Согнувшись, извозчик ковырял что-то в колесе пальцем. Его длинная синяя сукмана, рыжая по фалдах, покрывала ноги до самой земли, словно юбка. Белая лошадь дремала на трёх ногах, подогнув четвёртую.
Над головой коротким, обрывистым писком отзывалась птичка.
Доря снова глянул в долину. Теперь он заметил женщину среди кучи мужчин. Косынка, завязанная узлом под подбородком, сливалась с её лицом в одно белёсое пятно, а на тёмной одежде светились руки — прозрачные и молочные, как в ночи пуховая пыльца.
— Приехал смотреть, барчонок? — Извозчик подошёл сзади и встал неподалёку.
— А что? — обернулся к нему Доря.
— А ничего — смотри. Вырастешь — пригодится. В его круглом глазу — другой извозчик зажмурил — в голосе,
в уголках рта было что-то задорное, обидное.
— Молебен будут служить, Семён?
— Кха! — кашлянул Семён. — Молебен, такую их мать... Они ей справят молебен...
— Нет, правда, Семён, — попросил его Доря.
Семён молчал. Насмешливое выражение, скривив его лицо, застыло во что-то твёрдое, жестокое.

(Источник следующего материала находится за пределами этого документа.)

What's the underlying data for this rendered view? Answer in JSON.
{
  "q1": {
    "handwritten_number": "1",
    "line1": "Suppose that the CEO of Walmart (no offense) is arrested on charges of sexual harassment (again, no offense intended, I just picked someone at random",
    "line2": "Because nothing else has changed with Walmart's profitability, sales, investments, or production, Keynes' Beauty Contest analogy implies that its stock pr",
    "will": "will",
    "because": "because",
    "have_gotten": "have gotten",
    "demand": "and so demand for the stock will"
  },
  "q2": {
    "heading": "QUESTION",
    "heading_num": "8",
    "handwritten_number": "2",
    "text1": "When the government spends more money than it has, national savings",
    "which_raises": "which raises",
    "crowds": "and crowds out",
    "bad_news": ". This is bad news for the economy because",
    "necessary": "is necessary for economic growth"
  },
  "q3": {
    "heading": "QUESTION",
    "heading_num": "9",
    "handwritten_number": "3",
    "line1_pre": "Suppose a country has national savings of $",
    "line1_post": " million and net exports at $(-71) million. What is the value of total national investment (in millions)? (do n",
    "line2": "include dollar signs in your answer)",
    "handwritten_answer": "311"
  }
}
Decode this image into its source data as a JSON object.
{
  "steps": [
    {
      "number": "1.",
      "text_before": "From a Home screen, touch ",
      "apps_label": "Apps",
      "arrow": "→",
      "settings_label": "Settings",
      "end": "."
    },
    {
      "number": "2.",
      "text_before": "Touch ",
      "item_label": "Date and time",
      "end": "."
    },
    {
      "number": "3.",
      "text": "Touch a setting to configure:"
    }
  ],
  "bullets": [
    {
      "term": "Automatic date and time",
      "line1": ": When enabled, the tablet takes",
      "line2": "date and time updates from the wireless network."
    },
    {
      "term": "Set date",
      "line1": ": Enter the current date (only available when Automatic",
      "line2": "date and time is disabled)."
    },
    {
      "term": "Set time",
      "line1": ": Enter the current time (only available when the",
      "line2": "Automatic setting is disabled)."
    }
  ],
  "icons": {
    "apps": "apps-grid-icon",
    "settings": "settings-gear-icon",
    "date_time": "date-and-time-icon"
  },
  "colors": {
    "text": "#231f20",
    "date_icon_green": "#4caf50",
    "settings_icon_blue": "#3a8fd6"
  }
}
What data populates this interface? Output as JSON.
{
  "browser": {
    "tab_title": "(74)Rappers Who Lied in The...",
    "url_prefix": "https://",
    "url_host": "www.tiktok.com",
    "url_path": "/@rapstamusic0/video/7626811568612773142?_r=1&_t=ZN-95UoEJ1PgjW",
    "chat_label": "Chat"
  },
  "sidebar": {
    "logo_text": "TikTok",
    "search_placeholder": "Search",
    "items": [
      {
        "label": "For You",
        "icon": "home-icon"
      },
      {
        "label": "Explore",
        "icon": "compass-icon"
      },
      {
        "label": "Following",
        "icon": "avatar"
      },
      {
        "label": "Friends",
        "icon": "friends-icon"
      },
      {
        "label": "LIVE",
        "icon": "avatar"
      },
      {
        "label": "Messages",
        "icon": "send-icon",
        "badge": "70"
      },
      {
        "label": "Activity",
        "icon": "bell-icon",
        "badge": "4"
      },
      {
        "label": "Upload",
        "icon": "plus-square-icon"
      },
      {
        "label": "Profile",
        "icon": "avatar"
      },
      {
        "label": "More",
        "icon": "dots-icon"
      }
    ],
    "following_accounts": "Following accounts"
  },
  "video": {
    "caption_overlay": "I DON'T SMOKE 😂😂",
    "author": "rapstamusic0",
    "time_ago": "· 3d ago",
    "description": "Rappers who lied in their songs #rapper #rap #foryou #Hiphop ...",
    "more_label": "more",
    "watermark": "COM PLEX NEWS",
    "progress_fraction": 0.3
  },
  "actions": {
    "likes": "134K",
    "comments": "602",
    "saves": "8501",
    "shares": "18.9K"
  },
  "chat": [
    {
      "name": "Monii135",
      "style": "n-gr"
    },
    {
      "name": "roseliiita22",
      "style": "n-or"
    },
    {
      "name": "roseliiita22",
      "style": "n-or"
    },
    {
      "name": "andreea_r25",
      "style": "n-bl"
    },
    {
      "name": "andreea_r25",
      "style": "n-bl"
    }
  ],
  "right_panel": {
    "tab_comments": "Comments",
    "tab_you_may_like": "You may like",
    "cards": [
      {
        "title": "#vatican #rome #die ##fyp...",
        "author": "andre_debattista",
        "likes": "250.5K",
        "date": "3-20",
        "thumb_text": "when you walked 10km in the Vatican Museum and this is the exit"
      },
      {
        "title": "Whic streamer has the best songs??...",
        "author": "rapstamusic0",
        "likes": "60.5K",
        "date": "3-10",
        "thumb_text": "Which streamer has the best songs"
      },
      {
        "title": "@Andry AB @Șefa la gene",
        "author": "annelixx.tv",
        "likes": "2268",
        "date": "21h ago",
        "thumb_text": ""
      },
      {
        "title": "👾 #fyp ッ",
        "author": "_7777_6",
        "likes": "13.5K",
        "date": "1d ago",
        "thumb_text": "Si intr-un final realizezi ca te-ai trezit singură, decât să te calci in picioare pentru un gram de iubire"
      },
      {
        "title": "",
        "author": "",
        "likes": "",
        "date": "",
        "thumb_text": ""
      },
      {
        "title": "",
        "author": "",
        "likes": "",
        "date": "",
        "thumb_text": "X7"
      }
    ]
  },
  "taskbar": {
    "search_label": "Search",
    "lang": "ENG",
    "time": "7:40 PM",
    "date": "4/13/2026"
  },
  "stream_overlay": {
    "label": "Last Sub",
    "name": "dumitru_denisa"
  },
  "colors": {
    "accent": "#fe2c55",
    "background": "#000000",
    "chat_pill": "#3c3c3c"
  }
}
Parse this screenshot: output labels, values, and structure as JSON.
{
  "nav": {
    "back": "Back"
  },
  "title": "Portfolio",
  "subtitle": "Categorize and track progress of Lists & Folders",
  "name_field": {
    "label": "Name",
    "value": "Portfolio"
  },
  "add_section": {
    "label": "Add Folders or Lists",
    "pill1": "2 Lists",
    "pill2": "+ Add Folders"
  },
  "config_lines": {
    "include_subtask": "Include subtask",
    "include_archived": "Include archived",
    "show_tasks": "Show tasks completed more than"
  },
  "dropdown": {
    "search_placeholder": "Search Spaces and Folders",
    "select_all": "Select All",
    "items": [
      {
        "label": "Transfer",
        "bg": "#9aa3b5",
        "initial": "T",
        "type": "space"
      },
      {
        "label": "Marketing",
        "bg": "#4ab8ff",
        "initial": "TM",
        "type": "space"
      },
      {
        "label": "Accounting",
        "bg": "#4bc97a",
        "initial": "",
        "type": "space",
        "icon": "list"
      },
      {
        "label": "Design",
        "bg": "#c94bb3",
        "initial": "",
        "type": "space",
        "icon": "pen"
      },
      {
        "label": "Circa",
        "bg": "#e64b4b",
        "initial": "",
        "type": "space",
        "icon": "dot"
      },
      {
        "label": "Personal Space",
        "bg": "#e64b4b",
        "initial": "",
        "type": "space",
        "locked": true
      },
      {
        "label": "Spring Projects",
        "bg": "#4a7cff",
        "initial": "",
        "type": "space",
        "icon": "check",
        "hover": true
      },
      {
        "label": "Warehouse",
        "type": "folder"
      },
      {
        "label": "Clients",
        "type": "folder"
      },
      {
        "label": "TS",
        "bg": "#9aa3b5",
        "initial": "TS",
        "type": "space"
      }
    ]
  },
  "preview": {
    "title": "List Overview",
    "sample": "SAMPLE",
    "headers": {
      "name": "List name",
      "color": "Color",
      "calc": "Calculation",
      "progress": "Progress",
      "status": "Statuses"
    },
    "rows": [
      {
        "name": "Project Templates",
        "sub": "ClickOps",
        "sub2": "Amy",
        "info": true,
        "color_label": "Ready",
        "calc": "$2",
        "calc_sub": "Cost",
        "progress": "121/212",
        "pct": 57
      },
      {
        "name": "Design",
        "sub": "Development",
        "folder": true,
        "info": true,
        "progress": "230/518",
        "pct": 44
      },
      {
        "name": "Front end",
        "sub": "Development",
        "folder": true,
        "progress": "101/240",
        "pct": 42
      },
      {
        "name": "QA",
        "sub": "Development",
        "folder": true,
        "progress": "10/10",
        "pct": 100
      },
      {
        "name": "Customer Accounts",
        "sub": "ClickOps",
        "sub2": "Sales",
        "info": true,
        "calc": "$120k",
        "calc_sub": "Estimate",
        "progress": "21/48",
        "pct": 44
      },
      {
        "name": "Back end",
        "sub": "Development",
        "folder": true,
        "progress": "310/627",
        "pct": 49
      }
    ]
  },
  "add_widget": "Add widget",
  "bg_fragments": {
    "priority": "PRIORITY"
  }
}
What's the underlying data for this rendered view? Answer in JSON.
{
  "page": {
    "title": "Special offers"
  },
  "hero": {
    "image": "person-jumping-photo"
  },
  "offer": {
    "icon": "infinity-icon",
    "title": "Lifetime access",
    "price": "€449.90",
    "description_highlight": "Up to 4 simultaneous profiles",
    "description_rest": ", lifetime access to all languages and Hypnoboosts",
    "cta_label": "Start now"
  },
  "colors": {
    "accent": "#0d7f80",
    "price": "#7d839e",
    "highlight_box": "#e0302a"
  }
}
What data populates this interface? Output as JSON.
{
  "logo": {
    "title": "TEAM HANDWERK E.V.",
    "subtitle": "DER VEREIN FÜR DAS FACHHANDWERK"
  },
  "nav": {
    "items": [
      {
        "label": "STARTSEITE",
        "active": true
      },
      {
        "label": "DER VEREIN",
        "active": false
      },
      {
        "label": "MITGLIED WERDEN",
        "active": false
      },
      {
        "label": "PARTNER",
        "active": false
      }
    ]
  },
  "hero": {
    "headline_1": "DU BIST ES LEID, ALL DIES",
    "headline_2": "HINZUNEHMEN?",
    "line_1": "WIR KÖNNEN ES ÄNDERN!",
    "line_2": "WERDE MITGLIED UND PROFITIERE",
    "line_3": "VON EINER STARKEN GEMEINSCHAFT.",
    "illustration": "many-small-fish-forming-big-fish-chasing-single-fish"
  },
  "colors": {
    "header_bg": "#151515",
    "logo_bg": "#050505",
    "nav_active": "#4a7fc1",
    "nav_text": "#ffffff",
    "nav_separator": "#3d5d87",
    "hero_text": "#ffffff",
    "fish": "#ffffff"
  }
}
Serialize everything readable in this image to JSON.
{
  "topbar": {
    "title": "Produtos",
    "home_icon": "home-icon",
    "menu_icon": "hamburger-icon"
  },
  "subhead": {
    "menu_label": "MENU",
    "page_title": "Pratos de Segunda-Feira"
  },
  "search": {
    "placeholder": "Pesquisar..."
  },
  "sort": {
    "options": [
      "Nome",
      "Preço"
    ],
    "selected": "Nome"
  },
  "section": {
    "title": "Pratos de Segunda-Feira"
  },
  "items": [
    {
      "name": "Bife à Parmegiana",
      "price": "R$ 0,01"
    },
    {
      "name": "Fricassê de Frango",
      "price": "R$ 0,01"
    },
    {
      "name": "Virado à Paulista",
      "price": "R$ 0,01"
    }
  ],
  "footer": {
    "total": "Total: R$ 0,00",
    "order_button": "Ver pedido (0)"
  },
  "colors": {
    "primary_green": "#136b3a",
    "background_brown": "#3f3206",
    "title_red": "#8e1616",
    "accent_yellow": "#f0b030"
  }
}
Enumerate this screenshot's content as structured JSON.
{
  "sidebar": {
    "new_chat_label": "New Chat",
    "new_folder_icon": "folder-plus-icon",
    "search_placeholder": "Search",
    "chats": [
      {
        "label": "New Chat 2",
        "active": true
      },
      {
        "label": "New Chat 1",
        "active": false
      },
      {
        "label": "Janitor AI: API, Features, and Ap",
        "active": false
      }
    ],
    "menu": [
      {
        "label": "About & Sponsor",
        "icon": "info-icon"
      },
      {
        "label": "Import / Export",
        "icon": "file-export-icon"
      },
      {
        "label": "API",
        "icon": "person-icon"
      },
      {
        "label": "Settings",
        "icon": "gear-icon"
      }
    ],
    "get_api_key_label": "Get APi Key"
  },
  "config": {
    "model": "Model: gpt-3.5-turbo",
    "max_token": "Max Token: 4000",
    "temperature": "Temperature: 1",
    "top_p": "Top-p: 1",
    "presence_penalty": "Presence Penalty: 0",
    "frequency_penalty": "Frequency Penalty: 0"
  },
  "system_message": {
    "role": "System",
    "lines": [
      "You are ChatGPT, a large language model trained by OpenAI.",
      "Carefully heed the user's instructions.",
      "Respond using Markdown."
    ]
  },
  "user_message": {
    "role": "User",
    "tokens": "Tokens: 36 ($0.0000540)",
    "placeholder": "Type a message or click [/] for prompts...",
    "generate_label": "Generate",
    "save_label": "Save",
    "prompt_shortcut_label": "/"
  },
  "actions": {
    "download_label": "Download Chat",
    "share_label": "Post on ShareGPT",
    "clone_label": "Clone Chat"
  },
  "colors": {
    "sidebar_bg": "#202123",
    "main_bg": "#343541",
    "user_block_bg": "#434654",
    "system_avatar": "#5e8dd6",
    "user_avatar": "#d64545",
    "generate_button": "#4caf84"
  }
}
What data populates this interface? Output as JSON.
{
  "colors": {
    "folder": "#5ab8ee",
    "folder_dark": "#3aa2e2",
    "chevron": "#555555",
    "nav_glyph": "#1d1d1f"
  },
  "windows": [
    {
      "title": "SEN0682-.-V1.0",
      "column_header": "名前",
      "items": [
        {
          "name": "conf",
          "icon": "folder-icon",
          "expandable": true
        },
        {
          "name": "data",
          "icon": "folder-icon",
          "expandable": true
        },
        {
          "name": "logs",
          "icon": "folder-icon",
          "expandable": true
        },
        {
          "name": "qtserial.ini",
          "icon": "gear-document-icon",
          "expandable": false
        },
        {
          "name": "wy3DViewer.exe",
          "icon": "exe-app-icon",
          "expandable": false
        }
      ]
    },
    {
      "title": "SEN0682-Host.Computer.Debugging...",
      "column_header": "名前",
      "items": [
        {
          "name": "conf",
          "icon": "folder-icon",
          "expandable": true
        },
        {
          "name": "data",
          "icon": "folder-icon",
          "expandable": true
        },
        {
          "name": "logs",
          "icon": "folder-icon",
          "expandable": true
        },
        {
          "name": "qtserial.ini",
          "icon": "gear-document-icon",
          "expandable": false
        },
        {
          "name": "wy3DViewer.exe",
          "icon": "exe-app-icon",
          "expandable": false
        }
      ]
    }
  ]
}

Молча закатал он полу сукмана до самых подмышек, вынул табак и принялся крутить цигарку. Лошадь начала мочиться. Семён посвистывал ей тихонько, а между тем труха сыпалась с цигарки на землю. Закончив крутить, он старательно заклеил цигарку и удивлённо взглянул на Дорю.
— Папенька не сказали?
— Клянусь, нет, — заверил Доря. — Сегодня, понимаешь, мои именины, и он...
— Так... на именины, значит... Ловко придумал. — Семён зажал в грубых чёрных пальцах цигарку, поднял правую руку, обвёл ею вокруг шеи, дёрнул вверх, храпнул и засмеялся.
— Капут!
— Капут? — Доря уставился на него большими невинными глазами.
Тогда извозчик пояснил:
— Повесить барышню сейчас... Молебен, такую их мать...
Доря почувствовал холодок в теле.
— Неправда... ты всё шутишь... — он сразу покраснел.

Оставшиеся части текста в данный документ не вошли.